R_type is a string representing the rounding type and should contain one of the following:

  • ceil. Round the source field toward positive infinity. E.g, 1.4 -> 2, -1.6 -> -1.
  • floor. Round the source field toward negative infinity. E.g, 1.6 -> 1, -1.4 -> -2.
  • round_inf. Round or truncate the source field toward the nearest representable value, breaking ties by rounding positive values toward positive infinity and negative values toward negative infinity. E.g, 1.4 -> 1, 1.5 -> 2, -1.4 -> -1, -1.5 -> -2.
  • trunc_zero. Discard any fractional digits to the right of the rightmost fractional digit supported in the destination, regardless of sign. For example, if the destination is an integer, all fractional digits are truncated. If the destination is another decimal with a smaller scale, round or truncate to the scale size of the destination decimal. E.g, 1.6 -> 1, -1.6 -> -1.
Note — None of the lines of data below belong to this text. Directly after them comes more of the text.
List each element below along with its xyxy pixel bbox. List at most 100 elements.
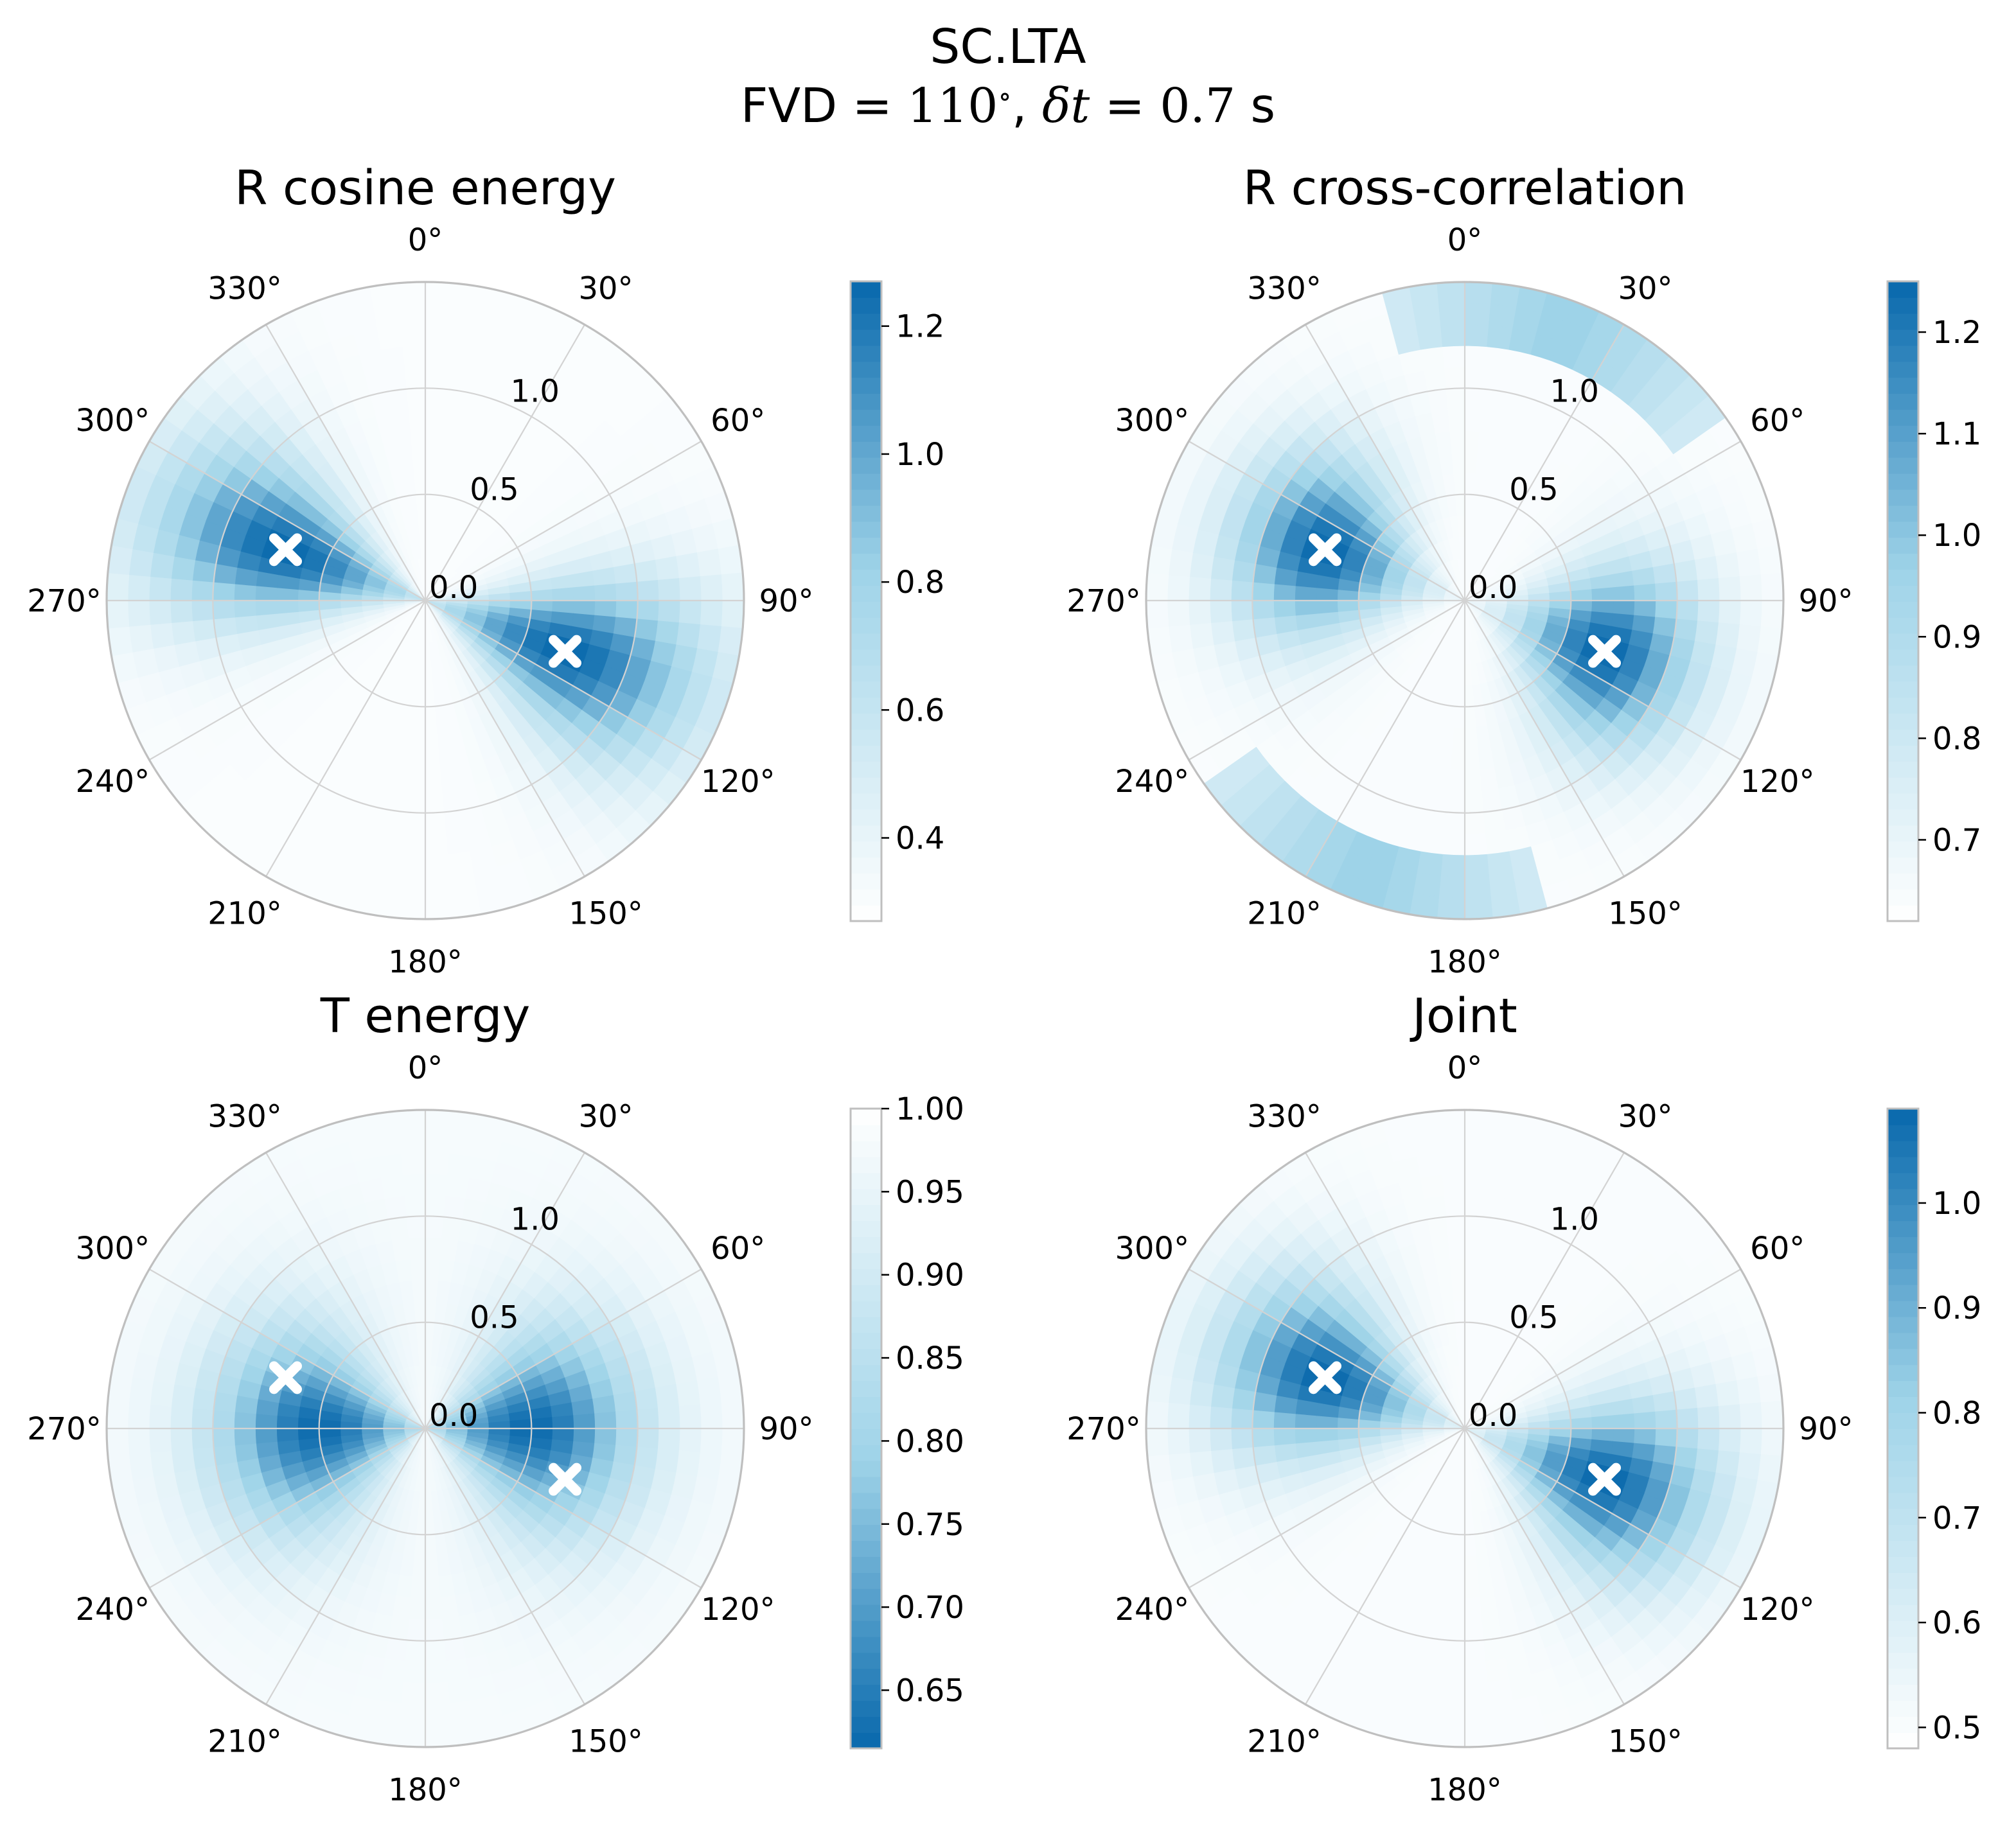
theta-tick-label: 330°	[208, 1098, 282, 1134]
heatmap-cell	[678, 1428, 702, 1453]
colorbar-segment	[1888, 793, 1918, 810]
heatmap-cell	[1464, 1724, 1493, 1748]
colorbar-segment	[851, 473, 881, 490]
heatmap-cell	[233, 600, 256, 618]
theta-tick-label: 120°	[701, 764, 775, 800]
colorbar: 0.650.700.750.800.850.900.951.00	[849, 1091, 964, 1750]
colorbar-segment	[1888, 1572, 1918, 1589]
theta-tick-label: 270°	[1066, 583, 1141, 619]
heatmap-cell	[1449, 1258, 1465, 1281]
heatmap-cell	[700, 1402, 723, 1429]
theta-tick-label: 330°	[1247, 270, 1322, 306]
colorbar-segment	[851, 1636, 881, 1653]
heatmap-cell	[408, 769, 426, 793]
heatmap-cell	[1464, 1555, 1478, 1578]
colorbar-segment	[1888, 1188, 1918, 1206]
colorbar-segment	[1888, 441, 1918, 458]
colorbar-segment	[851, 1348, 881, 1366]
heatmap-cell	[425, 1534, 437, 1556]
colorbar-segment	[1888, 1300, 1918, 1317]
heatmap-cell	[700, 600, 723, 627]
heatmap-cell	[1189, 1450, 1214, 1477]
heatmap-cell	[573, 1413, 596, 1429]
heatmap-cell	[127, 1402, 151, 1429]
colorbar-segment	[851, 585, 881, 602]
colorbar-tick-label: 0.8	[896, 565, 944, 601]
angular-gridline	[148, 441, 426, 601]
colorbar-segment	[851, 377, 881, 394]
heatmap-cell	[655, 1448, 680, 1473]
heatmap-cell	[416, 1322, 426, 1344]
heatmap-cell	[594, 1411, 617, 1429]
colorbar-segment	[1888, 1316, 1918, 1333]
heatmap-cell	[1739, 1402, 1763, 1429]
heatmap-cell	[150, 552, 175, 579]
heatmap-cell	[148, 1428, 172, 1453]
heatmap-cell	[1464, 685, 1474, 707]
subtitle-prefix: FVD =	[740, 78, 908, 134]
heatmap-cell	[1438, 1130, 1465, 1154]
heatmap-cell	[636, 600, 660, 622]
heatmap-cell	[1634, 1411, 1657, 1429]
heatmap-cell	[1485, 1658, 1510, 1683]
heatmap-cell	[1209, 1428, 1233, 1452]
colorbar-tick-label: 0.90	[896, 1258, 964, 1294]
heatmap-cell	[425, 1597, 443, 1621]
heatmap-cell	[1230, 1407, 1254, 1429]
heatmap-cell	[1676, 579, 1699, 601]
heatmap-cell	[1253, 617, 1277, 638]
heatmap-cell	[1428, 389, 1449, 413]
colorbar-segment	[1888, 1412, 1918, 1429]
heatmap-cell	[1416, 1153, 1443, 1178]
heatmap-cell	[657, 577, 681, 601]
heatmap-cell	[425, 791, 445, 814]
r-tick-label: 0.5	[470, 1299, 518, 1335]
heatmap-cell	[1464, 1130, 1491, 1154]
heatmap-cell	[1489, 1132, 1517, 1157]
heatmap-cell	[127, 574, 151, 601]
theta-tick-label: 150°	[569, 1724, 643, 1760]
heatmap-cell	[410, 748, 426, 771]
heatmap-cell	[1464, 1236, 1482, 1260]
heatmap-cell	[404, 811, 426, 835]
colorbar: 0.40.60.81.01.2	[849, 280, 944, 922]
heatmap-cell	[1736, 549, 1762, 577]
colorbar-segment	[851, 1588, 881, 1605]
heatmap-cell	[1442, 1660, 1465, 1684]
heatmap-cell	[397, 1109, 426, 1133]
heatmap-cell	[384, 1195, 407, 1220]
heatmap-cell	[128, 1376, 154, 1405]
heatmap-cell	[696, 1452, 722, 1481]
heatmap-cell	[255, 1428, 278, 1444]
heatmap-cell	[1464, 409, 1482, 432]
colorbar-tick-label: 1.0	[1932, 518, 1981, 554]
heatmap-cell	[443, 1637, 466, 1662]
heatmap-cell	[319, 600, 341, 610]
heatmap-cell	[276, 1415, 299, 1429]
heatmap-cell	[573, 600, 596, 616]
dt-value: 0.7	[1160, 78, 1236, 134]
heatmap-cell	[402, 345, 426, 369]
angular-gridline	[265, 600, 426, 877]
colorbar-segment	[1888, 1700, 1918, 1717]
heatmap-cell	[1715, 1450, 1740, 1477]
heatmap-cell	[657, 1428, 681, 1452]
heatmap-cell	[1273, 600, 1296, 618]
theta-tick-label: 180°	[388, 944, 463, 980]
heatmap-cell	[531, 1417, 553, 1429]
heatmap-cell	[1613, 1428, 1635, 1444]
heatmap-cell	[1464, 875, 1491, 899]
heatmap-cell	[191, 600, 215, 622]
colorbar-tick-label: 0.6	[1932, 1605, 1981, 1641]
figure-title: SC.LTA	[930, 19, 1086, 75]
heatmap-cell	[397, 281, 426, 305]
heatmap-cell	[401, 324, 426, 347]
colorbar-segment	[1888, 1556, 1918, 1573]
heatmap-cell	[636, 1407, 660, 1429]
heatmap-cell	[128, 549, 154, 577]
colorbar-segment	[1888, 1604, 1918, 1621]
colorbar-segment	[1888, 857, 1918, 874]
heatmap-cell	[1674, 559, 1698, 583]
colorbar-tick-label: 1.0	[1932, 1186, 1981, 1222]
colorbar-tick-label: 0.85	[896, 1340, 964, 1376]
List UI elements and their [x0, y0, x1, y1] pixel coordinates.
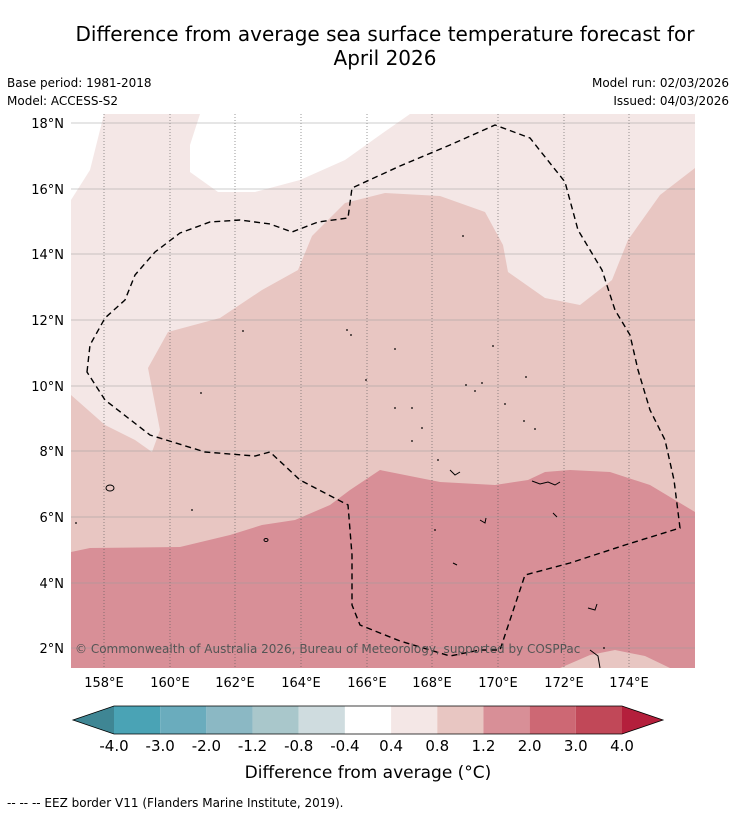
- lat-label: 8°N: [40, 445, 65, 460]
- colorbar-segment: [391, 706, 438, 734]
- lon-label: 172°E: [544, 676, 584, 691]
- colorbar-segment: [483, 706, 530, 734]
- model-run: Model run: 02/03/2026: [591, 76, 729, 90]
- field-neutral-white: [190, 114, 410, 192]
- model-name: Model: ACCESS-S2: [7, 94, 119, 108]
- colorbar-tick-label: -2.0: [192, 737, 221, 755]
- colorbar-outline: [71, 705, 665, 735]
- colorbar-over-triangle: [622, 706, 663, 734]
- lat-axis-labels: 18°N 16°N 14°N 12°N 10°N 8°N 6°N 4°N 2°N: [31, 117, 64, 657]
- colorbar: -4.0 -3.0 -2.0 -1.2 -0.8 -0.4 0.4 0.8 1.2 2.0 3.0 4…: [71, 705, 665, 755]
- colorbar-segment: [344, 706, 392, 734]
- lon-label: 160°E: [150, 676, 190, 691]
- lat-label: 2°N: [40, 642, 65, 657]
- colorbar-segment: [206, 706, 253, 734]
- lon-axis-labels: 158°E 160°E 162°E 164°E 166°E 168°E 170°…: [84, 676, 649, 691]
- colorbar-tick-label: -0.8: [284, 737, 313, 755]
- colorbar-segment: [437, 706, 484, 734]
- colorbar-tick-label: 0.8: [425, 737, 449, 755]
- sst-anomaly-field: [71, 114, 695, 668]
- colorbar-tick-label: 2.0: [518, 737, 542, 755]
- lon-label: 174°E: [609, 676, 649, 691]
- colorbar-tick-label: -0.4: [330, 737, 359, 755]
- lon-label: 166°E: [347, 676, 387, 691]
- colorbar-tick-label: 4.0: [610, 737, 634, 755]
- lon-label: 158°E: [84, 676, 124, 691]
- meta-right: Model run: 02/03/2026 Issued: 04/03/2026: [592, 74, 729, 110]
- graticule: [103, 114, 630, 668]
- colorbar-segment: [252, 706, 299, 734]
- colorbar-label: Difference from average (°C): [244, 763, 492, 783]
- lat-label: 10°N: [31, 380, 64, 395]
- colorbar-tick-label: -3.0: [146, 737, 175, 755]
- lon-label: 164°E: [281, 676, 321, 691]
- meta-left: Base period: 1981-2018 Model: ACCESS-S2: [7, 74, 152, 110]
- field-neutral-white-2: [71, 114, 104, 200]
- latitude-lines: [71, 122, 695, 649]
- colorbar-segment: [160, 706, 207, 734]
- colorbar-segment: [529, 706, 576, 734]
- title-line-2: April 2026: [333, 46, 437, 70]
- colorbar-under-triangle: [73, 706, 114, 734]
- field-1.2-2.0: [71, 470, 695, 668]
- lat-label: 16°N: [31, 183, 64, 198]
- lat-label: 4°N: [40, 577, 65, 592]
- lon-label: 162°E: [215, 676, 255, 691]
- colorbar-segment: [575, 706, 622, 734]
- colorbar-tick-label: -4.0: [99, 737, 128, 755]
- lat-label: 14°N: [31, 248, 64, 263]
- issued-date: Issued: 04/03/2026: [613, 94, 729, 108]
- eez-legend: -- -- -- EEZ border V11 (Flanders Marine…: [7, 796, 344, 810]
- lon-label: 170°E: [478, 676, 518, 691]
- colorbar-segment: [298, 706, 345, 734]
- colorbar-tick-label: 0.4: [379, 737, 403, 755]
- lon-label: 168°E: [412, 676, 452, 691]
- colorbar-segment: [114, 706, 161, 734]
- colorbar-tick-label: 3.0: [564, 737, 588, 755]
- lat-label: 6°N: [40, 511, 65, 526]
- title-line-1: Difference from average sea surface temp…: [75, 22, 695, 46]
- base-period: Base period: 1981-2018: [7, 76, 152, 90]
- colorbar-tick-label: 1.2: [472, 737, 496, 755]
- eez-border: [86, 124, 681, 657]
- lat-label: 12°N: [31, 314, 64, 329]
- islands: [105, 469, 601, 669]
- map-title: Difference from average sea surface temp…: [40, 22, 730, 70]
- colorbar-tick-label: -1.2: [238, 737, 267, 755]
- copyright-notice: © Commonwealth of Australia 2026, Bureau…: [75, 642, 581, 656]
- lat-label: 18°N: [31, 117, 64, 132]
- atoll-dots: [75, 235, 605, 649]
- field-0.8-1.2-south: [560, 650, 670, 668]
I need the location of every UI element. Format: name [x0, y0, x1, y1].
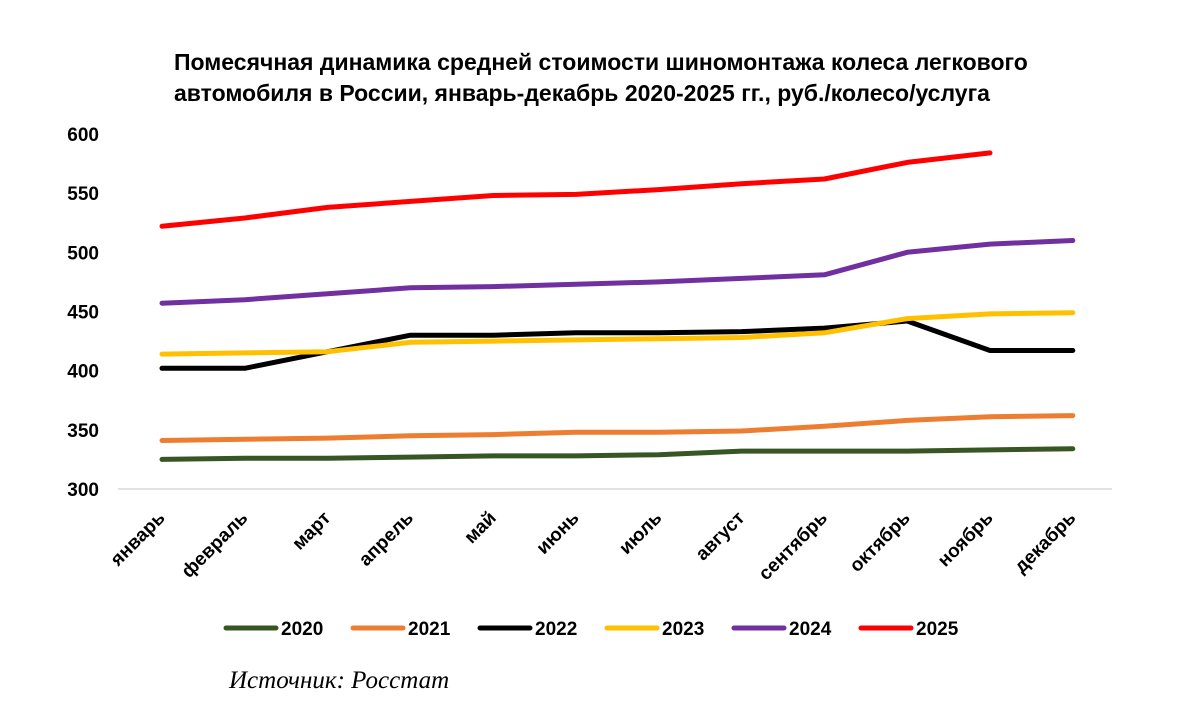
x-axis: январь февраль март апрель май июнь июль август… [106, 508, 1080, 585]
series-line-2023 [159, 310, 1076, 357]
x-tick-label: февраль [178, 508, 253, 583]
source-note: Источник: Росстат [228, 667, 449, 694]
y-tick-label: 400 [67, 362, 99, 383]
y-tick-label: 600 [67, 125, 99, 146]
y-tick-label: 300 [67, 480, 99, 501]
x-tick-label: сентябрь [755, 508, 832, 585]
chart-title-line-1: Помесячная динамика средней стоимости ши… [174, 49, 1028, 75]
y-tick-label: 550 [67, 184, 99, 205]
x-tick-label: август [692, 508, 749, 565]
legend-label-2025: 2025 [916, 619, 959, 640]
legend-label-2024: 2024 [789, 619, 832, 640]
series-line-2025 [159, 150, 993, 229]
chart-title-line-2: автомобиля в России, январь-декабрь 2020… [174, 80, 990, 106]
series-line-2022 [159, 318, 1076, 371]
legend-label-2023: 2023 [662, 619, 704, 640]
x-tick-label: декабрь [1011, 508, 1081, 578]
legend: 2020 2021 2022 2023 2024 2025 [223, 619, 959, 640]
x-tick-label: январь [106, 508, 170, 572]
x-tick-label: июнь [533, 508, 584, 559]
plot-area [159, 150, 1076, 462]
x-tick-label: ноябрь [934, 508, 998, 572]
x-tick-label: октябрь [846, 508, 915, 577]
y-tick-label: 450 [67, 303, 99, 324]
series-line-2021 [159, 413, 1076, 443]
legend-label-2021: 2021 [408, 619, 451, 640]
x-tick-label: апрель [355, 508, 418, 571]
series-line-2020 [159, 446, 1076, 462]
y-tick-label: 500 [67, 243, 99, 264]
series-line-2024 [159, 238, 1076, 306]
legend-label-2022: 2022 [535, 619, 577, 640]
legend-label-2020: 2020 [281, 619, 323, 640]
x-tick-label: июль [615, 508, 666, 559]
x-tick-label: март [288, 508, 335, 555]
x-tick-label: май [460, 508, 500, 548]
y-tick-label: 350 [67, 421, 99, 442]
y-axis: 300 350 400 450 500 550 600 [67, 125, 99, 501]
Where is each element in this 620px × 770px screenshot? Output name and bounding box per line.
You can specify fix_zero for decimal source columns so that columns containing all zeros (by default illegal) are treated as a valid decimal with a value of zero.

Advanced

This section allows you to specify the following:

  • Execution Mode. The stage can execute in parallel mode or sequential mode. In parallel mode the input data is processed by the available nodes as specified in the Configuration file, and by any node constraints specified on the Advanced section. In Sequential mode the entire data set is processed by the conductor node.
  • Combinability mode. This is Auto by default, which allows IBM DataStage to combine the operators that underlie parallel stages so that they run in the same process if it is sensible for this type of stage.
  • Preserve partitioning. This is Set by default. You can explicitly select Set or Clear. Select Set to request the next stage should attempt to maintain the partitioning.